Le Morning – Swann Borsellino sur l’élimination de la France : 'Les meilleurs joueurs ont failli' - RTBF Actus

Le Morning – Swann Borsellino sur l’élimination de la France : 'Les meilleurs joueurs ont failli' - RTBF Actus

Le scénario du match a basculé sur une action presque anodine : en voulant dégager un ballon à la retombée dans son rectangle, Lucas Digne heurte Lamine Yamal qui avait intelligemment flairé le coup en surgissant derrière le défenseur pour intercepter la balle.

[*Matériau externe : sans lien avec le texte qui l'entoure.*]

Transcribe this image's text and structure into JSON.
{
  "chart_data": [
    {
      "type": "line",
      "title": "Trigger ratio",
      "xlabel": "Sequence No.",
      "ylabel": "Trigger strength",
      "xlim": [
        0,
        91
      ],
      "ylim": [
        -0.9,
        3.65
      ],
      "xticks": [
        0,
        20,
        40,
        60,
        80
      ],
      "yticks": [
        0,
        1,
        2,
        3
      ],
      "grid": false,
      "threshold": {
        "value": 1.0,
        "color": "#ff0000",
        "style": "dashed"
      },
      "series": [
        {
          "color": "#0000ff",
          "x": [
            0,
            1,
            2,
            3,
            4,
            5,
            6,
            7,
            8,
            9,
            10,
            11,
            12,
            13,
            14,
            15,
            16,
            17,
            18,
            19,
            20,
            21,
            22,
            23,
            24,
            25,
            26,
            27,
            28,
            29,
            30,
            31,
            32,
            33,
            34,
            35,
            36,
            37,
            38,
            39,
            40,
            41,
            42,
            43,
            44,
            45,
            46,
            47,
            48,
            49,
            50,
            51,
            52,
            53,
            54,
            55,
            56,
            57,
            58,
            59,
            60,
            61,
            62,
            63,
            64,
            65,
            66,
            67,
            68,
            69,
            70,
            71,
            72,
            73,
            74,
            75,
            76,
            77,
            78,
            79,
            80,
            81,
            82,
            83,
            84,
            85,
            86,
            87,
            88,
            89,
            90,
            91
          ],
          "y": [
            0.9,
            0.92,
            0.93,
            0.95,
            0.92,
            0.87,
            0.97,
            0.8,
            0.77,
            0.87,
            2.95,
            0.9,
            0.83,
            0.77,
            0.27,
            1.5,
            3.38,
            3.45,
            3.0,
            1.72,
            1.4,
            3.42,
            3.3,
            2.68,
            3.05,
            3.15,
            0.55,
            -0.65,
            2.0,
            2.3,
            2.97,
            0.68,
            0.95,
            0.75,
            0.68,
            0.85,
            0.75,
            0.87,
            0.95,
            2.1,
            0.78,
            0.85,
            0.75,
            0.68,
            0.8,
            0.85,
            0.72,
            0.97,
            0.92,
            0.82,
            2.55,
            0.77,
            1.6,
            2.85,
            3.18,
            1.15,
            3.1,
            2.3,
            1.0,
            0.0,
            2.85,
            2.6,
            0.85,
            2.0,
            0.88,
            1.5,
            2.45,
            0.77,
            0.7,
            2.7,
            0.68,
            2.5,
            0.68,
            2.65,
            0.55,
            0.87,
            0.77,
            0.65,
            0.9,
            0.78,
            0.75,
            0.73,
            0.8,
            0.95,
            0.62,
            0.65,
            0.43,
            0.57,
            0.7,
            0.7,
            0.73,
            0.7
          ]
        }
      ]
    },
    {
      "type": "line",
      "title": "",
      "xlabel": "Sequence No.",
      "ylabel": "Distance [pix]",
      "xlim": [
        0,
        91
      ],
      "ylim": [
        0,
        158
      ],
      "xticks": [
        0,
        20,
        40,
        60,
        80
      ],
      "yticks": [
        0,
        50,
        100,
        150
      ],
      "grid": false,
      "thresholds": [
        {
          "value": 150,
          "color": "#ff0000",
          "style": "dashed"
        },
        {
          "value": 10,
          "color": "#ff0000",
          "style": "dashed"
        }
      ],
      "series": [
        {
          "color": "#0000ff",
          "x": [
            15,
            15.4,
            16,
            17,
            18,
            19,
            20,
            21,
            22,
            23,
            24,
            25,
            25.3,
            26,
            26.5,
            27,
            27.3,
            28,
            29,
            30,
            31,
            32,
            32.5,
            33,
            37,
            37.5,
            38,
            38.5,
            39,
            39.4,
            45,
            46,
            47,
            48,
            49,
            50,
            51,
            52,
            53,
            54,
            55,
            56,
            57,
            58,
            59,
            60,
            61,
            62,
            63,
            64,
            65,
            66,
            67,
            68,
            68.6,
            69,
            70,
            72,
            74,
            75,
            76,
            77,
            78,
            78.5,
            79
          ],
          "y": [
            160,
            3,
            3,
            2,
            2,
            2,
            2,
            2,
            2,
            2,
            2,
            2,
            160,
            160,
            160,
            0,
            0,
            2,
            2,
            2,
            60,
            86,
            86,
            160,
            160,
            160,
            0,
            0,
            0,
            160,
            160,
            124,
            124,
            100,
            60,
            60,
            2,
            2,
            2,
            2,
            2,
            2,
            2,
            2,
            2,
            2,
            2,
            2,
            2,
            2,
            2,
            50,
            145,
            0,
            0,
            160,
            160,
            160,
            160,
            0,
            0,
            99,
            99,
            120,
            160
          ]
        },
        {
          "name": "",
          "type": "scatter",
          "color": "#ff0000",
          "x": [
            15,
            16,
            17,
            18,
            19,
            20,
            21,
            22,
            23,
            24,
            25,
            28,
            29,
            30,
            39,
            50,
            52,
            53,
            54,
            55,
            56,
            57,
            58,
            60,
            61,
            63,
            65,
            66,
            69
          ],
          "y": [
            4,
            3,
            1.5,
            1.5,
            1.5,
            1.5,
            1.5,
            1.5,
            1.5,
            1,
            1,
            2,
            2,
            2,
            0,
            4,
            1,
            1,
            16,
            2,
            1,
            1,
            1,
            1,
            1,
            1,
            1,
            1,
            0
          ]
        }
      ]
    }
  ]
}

Pénalty indiscutable et conversion pleine de sang-froid via Mikel Oyarzabal. "Pour moi, le match se joue sur dix minutes avec coup sur coup un temps semi-fort de l’équipe de France qui ne donne pas grand-chose, la punition sur le pénalty et la blessure de William Saliba en défense", analyse notre consultant qui ajoute également le carton jaune d’Adrien Rabiot reçu en début de match. "Rabiot doit sortir à la mi-temps alors que c’était le meilleur joueur côté français, et celui qui empêchait de se noyer complètement au milieu de terrain. Ça entretient une dynamique négative."

Le jeu de l’Espagne est tellement simple et facile qu’on se croirait dans un jeu vidéo.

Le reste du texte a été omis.